Vous achetez une voiture en la finançant avec un prêt. Le prêteur prend un gage sur la voiture et l'inscrit dans le registre administratif prévu par la loi. Plus tard, vous essayez de contracter un autre prêt en donnant la même voiture en garantie : l'inscription déjà existante sur le registre bloque une nouvelle inscription et alerte le deuxième prêteur qu'un gage existe déjà sur ce véhicule.
- Le gage doit être publié par une inscription pour être opposable aux tiers ; les modalités d'enregistrement sont déterminées par décret.
- Pour les véhicules immatriculés (voitures, motos, remorques), l'inscription se fait sur un registre tenu par l'autorité administrative selon les conditions réglementaires.

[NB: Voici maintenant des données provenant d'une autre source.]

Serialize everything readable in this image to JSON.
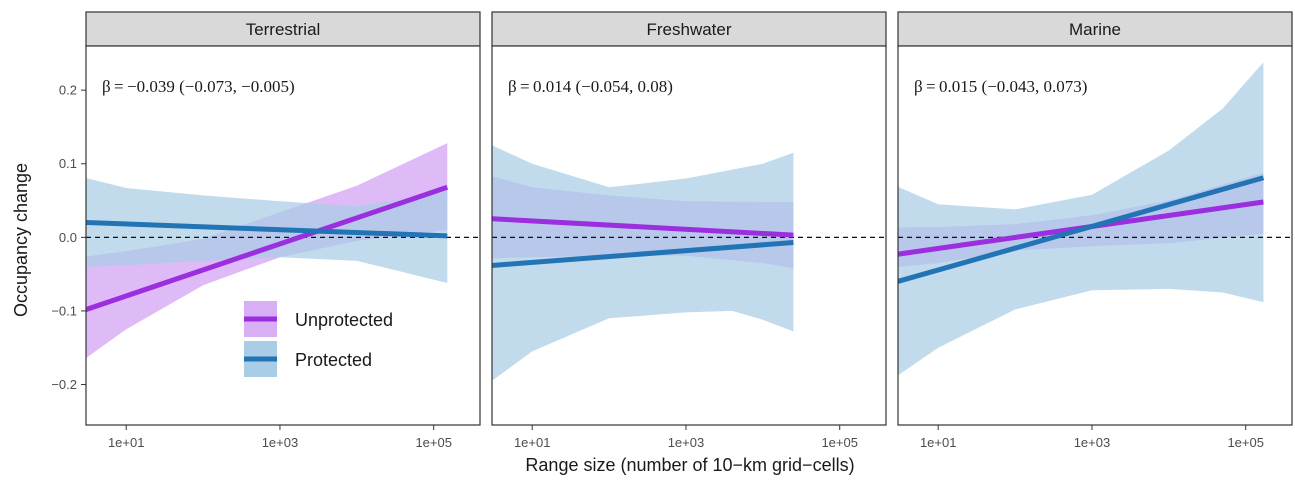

- L'inscription sert de publicité : elle informe les tiers de l'existence du gage et protège le créancier qui l'a inscrit.
- L'inscription d'un gage sur un véhicule empêche toute nouvelle inscription sur ce même véhicule (effet bloquant sur les inscriptions ultérieures).
- L'article renvoie à une exception éventuelle (article 2342) : certains gages peuvent relever d'un régime de publication différent.
- Pour lever la protection et permettre d'autres inscriptions, l'inscription initiale doit être radiée conformément aux règles applicables.